I’ve been working on this subject for a long time. Obviously, this was one of the biggest issues in the world. But at many points along the road, I felt almost like I’ve been going crazy. It was a really frustrating experience for a long time. Like I’d been banging on the doors but no one seemed to want to know. It was incredibly difficult to get any magazine to even want to look at my pictures let alone publish them. Then there was some kind of sea-change last year with the outgoing president, Bill Clinton, making strong statements on the issue of AIDS in Africa, and the effect of the International AIDS Conference, in Durban. There is now much more interest in my work.

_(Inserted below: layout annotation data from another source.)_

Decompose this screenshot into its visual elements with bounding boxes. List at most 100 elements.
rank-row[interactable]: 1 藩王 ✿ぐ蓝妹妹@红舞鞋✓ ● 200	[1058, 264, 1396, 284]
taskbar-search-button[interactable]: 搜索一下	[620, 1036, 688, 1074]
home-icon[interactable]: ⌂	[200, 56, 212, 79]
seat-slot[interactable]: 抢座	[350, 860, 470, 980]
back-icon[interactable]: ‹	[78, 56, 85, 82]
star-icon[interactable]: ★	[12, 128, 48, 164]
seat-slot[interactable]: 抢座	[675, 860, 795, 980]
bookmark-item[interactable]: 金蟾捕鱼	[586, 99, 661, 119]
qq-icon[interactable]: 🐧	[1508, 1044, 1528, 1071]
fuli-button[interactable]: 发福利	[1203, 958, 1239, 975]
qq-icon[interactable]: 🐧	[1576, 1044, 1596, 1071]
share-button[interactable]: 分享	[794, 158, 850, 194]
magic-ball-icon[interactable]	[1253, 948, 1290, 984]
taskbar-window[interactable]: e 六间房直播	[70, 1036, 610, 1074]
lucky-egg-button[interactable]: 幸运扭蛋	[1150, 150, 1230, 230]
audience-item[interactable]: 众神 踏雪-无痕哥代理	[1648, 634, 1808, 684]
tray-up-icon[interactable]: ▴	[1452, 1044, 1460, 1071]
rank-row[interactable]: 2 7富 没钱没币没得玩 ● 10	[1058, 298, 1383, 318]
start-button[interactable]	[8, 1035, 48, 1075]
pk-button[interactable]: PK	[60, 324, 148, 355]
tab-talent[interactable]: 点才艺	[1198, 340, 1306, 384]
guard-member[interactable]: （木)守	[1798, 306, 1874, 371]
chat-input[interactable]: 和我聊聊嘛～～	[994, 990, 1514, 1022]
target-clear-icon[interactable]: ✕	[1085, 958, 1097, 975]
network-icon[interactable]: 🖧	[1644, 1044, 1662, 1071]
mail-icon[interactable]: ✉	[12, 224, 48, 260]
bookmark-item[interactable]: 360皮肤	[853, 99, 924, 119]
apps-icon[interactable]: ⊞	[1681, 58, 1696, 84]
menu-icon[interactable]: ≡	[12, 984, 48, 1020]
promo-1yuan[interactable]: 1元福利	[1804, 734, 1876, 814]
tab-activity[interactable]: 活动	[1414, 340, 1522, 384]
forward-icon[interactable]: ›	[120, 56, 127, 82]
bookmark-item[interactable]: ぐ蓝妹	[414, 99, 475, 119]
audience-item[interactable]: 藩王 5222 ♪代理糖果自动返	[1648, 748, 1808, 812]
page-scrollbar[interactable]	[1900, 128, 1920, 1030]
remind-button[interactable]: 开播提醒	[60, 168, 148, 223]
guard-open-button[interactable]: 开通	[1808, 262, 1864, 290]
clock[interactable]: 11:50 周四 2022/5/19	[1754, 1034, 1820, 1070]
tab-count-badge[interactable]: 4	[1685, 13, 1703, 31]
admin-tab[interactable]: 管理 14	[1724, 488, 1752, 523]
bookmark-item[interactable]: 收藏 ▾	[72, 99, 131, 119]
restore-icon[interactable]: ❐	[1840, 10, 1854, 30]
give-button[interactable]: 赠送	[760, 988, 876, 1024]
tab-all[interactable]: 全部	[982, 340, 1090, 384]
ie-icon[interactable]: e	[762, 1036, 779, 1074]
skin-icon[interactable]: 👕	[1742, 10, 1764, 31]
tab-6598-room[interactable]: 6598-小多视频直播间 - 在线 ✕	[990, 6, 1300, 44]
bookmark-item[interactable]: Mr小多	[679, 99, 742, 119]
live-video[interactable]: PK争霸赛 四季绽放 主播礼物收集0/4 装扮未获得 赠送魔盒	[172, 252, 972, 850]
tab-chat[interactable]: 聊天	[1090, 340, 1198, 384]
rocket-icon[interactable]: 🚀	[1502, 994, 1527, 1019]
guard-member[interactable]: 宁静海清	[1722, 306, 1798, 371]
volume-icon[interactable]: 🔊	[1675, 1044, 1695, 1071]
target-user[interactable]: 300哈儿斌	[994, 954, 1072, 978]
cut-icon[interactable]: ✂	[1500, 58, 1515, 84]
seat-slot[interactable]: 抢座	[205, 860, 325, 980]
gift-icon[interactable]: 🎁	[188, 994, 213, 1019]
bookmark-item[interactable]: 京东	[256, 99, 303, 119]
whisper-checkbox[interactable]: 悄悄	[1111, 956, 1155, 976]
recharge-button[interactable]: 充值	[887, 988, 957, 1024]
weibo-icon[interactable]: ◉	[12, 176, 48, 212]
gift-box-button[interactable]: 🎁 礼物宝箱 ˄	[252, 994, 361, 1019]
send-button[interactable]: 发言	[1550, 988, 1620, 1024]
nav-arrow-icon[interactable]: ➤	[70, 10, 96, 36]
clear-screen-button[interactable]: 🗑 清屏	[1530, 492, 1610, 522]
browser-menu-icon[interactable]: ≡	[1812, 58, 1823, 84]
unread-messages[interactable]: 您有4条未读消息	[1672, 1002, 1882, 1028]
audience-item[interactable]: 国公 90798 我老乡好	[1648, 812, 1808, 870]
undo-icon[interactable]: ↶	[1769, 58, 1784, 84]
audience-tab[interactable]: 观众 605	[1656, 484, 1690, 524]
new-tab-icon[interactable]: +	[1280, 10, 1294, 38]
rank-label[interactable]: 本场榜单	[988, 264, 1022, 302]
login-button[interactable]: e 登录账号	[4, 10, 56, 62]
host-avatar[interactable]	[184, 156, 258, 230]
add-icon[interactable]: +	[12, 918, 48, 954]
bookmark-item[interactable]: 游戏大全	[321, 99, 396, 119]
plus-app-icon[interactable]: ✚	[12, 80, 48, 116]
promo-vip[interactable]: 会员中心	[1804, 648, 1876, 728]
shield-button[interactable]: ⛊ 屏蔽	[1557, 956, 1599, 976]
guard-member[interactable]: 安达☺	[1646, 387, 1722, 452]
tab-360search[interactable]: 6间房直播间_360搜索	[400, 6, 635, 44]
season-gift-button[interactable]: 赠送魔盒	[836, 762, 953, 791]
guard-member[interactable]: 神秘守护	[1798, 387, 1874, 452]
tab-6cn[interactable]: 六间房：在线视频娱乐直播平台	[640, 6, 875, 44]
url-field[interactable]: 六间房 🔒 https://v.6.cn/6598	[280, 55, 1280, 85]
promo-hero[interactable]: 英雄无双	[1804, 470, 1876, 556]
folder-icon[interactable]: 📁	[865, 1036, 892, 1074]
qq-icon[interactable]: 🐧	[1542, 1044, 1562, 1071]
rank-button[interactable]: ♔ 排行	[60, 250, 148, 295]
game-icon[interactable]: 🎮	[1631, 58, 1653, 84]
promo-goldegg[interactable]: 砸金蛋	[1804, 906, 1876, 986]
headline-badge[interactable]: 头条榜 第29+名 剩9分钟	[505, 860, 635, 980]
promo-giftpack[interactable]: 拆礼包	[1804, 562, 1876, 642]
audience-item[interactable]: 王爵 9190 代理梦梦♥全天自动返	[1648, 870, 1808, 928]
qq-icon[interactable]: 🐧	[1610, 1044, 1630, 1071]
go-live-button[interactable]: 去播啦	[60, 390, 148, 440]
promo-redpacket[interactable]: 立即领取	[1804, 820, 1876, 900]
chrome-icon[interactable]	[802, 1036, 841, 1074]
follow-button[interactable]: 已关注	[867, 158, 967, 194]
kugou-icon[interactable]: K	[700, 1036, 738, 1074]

Photographs can be powerful weapons. They can convey intimacy, tragedy, passion and hope. I do not consider myself an objective photographer. I see my work on AIDS in Africa as partisan and committed to social issues. I hope that my images address the pain and suffering caused by the disease yet at the same time work to challenge the stereotype of people with AIDS in Africa as pathetic victims. In Africa, as in the West, people with AIDS are starting to come together to mobilize against the predjudices they often face, to help their own communities fight against the virus, to demand equal access to new drug treatments.

As a photojournalist it is all too easy to be drawn to horror. It is much harder to photograph hope. In order to properly address this issue, I feel that it is important to do both well.